Uma dívida a pagar. A vida de Lívia pela dela. Este sofrimento era sua moeda.
Dantas balançou a cabeça, um toque de pena em seus olhos.
"Como quiser."
Heitor a encontrou do lado de fora de seu prédio de apartamentos caindo aos pedaços mais tarde naquela noite.
As luzes da cidade não alcançavam aquela rua escura.
Ele agarrou seu braço, seus dedos cravando-se nela.
"O que foi aquilo com o Dantas?"
Seu rosto estava perto, seu hálito cheirando a uísque caro.
"Ele me ofereceu um emprego."
"E?"
"Eu recusei."
Uma expressão estranha cruzou seu rosto. Raiva, dor, confusão.

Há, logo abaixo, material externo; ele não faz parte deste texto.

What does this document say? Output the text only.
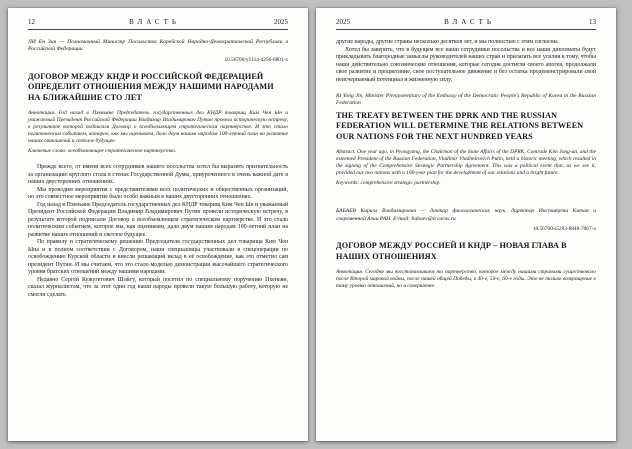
12	ВЛАСТЬ	2025
ЛИ Ен Зин — Полномочный Министр Посольства Корейской Народно-Демократической Республики в Российской Федерации
10.56700/y5114-4256-6801-x
ДОГОВОР МЕЖДУ КНДР И РОССИЙСКОЙ ФЕДЕРАЦИЕЙ ОПРЕДЕЛИТ ОТНОШЕНИЯ МЕЖДУ НАШИМИ НАРОДАМИ НА БЛИЖАЙШИЕ СТО ЛЕТ
Аннотация. Год назад в Пхеньяне Председатель государственных дел КНДР товарищ Ким Чен Ын и уважаемый Президент Российской Федерации Владимир Владимирович Путин провели историческую встречу, в результате которой подписали Договор о всеобъемлющем стратегическом партнерстве. И это стало политическим событием, которое, как мы оцениваем, дало двум нашим народам 100-летний план на развитие наших отношений и светлое будущее.
Ключевые слова: всеобъемлющее стратегическое партнерство.

Прежде всего, от имени всех сотрудников нашего посольства хотел бы выразить признательность за организацию круглого стола в стенах Государственной Думы, приуроченного к очень важной дате в наших двусторонних отношениях.

Мы проводим мероприятия с представителями всех политических и общественных организаций, но это совместное мероприятие было особо важным в наших двусторонних отношениях.

Год назад в Пхеньяне Председатель государственных дел КНДР товарищ Ким Чен Ын и уважаемый Президент Российской Федерации Владимир Владимирович Путин провели историческую встречу, в результате которой подписали Договор о всеобъемлющем стратегическом партнерстве. И это стало политическим событием, которое мы, как оцениваем, дало двум нашим народам 100-летний план на развитие наших отношений и светлое будущее.

По правилу и стратегическому решению Председателя государственных дел товарища Ким Чен Ына и в полном соответствии с Договором, наши спецназовцы участвовали в спецоперации по освобождению Курской области и внесли решающий вклад в её освобождение, как это отметил сам президент Путин. И мы считаем, что это стало моделью демонстрации высочайшего стратегического уровня братских отношений между нашими народами.

Недавно Сергей Кужугетович Шойгу, который посетил по специальному поручению Пхеньян, сказал журналистам, что за этот один год наши народы провели такую большую работу, которую не смогли сделать

2025	ВЛАСТЬ	13

другие народы, другие страны несколько десятков лет, и мы полностью с этим согласны.

Хотел бы заверить, что в будущем все наши сотрудники посольства и все наши дипломаты будут прикладывать благородные замыслы руководителей наших стран и прилагать все усилия к тому, чтобы наши действительно союзнические отношения, которые сегодня достигли своего апогея, продолжали свое развитие и процветание, свое поступательное движение и без остатка продемонстрировали свой неисчерпаемый потенциал и жизненную силу.

RI Yong Jin, Minister Plenipotentiary of the Embassy of the Democratic People's Republic of Korea in the Russian Federation
THE TREATY BETWEEN THE DPRK AND THE RUSSIAN FEDERATION WILL DETERMINE THE RELATIONS BETWEEN OUR NATIONS FOR THE NEXT HUNDRED YEARS
Abstract. One year ago, in Pyongyang, the Chairman of the State Affairs of the DPRK, Comrade Kim Jong-un, and the esteemed President of the Russian Federation, Vladimir Vladimirovich Putin, held a historic meeting, which resulted in the signing of the Comprehensive Strategic Partnership Agreement. This was a political event that, as we see it, provided our two nations with a 100-year plan for the development of our relations and a bright future.
Keywords: comprehensive strategic partnership.
БАБАЕВ Кирилл Владимирович — доктор филологических наук, директор Института Китая и современной Азии РАН. E-mail: babaev@iccaras.ru
10.56700/s5293-8848-7067-x
ДОГОВОР МЕЖДУ РОССИЕЙ И КНДР – НОВАЯ ГЛАВА В НАШИХ ОТНОШЕНИЯХ
Аннотация. Сегодня мы восстанавливаем то партнерство, которое между нашими странами существовало после Второй мировой войны, после нашей общей Победы, в 40-е, 50-е, 60-е годы. Это не только возвращение к тому уровню отношений, но и совершенно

Ele a beijou então. Áspero, brutal. Um castigo, não afeto.
Ele a empurrou contra a parede de tijolos, a superfície áspera arranhando suas costas.
"Você está gostando disso?", ele sibilou, sua voz crua. "Me fazer ver você sofrer? É esse o seu jogo doentio?"
Amanda sentiu uma onda de náusea. Ela não lutou.
"Estou fazendo o que tenho que fazer, Heitor." Sua voz era quase um sussurro.
O celular dele vibrou. O nome de Jéssica brilhou na tela.
Ele a soltou abruptamente, seu rosto se fechando.
"Não pense que isso muda alguma coisa."
Ele se virou e se afastou, atendendo a ligação.
"Jéssica, sim, estou a caminho."
Amanda deslizou pela parede enquanto o carro dele desaparecia.
Dentro de seu minúsculo apartamento, ela mal conseguiu chegar ao banheiro antes de vomitar.
Sangue se misturava na água. Vermelho. Como o vestido de Lívia naquela noite.
Ela se encolheu no chão frio, a dor uma companheira familiar.
Esta era sua penitência. Por Lívia.
Ela fechou os olhos, aceitando. Dando as boas-vindas ao fim.
A morte seria uma libertação. Uma expiação.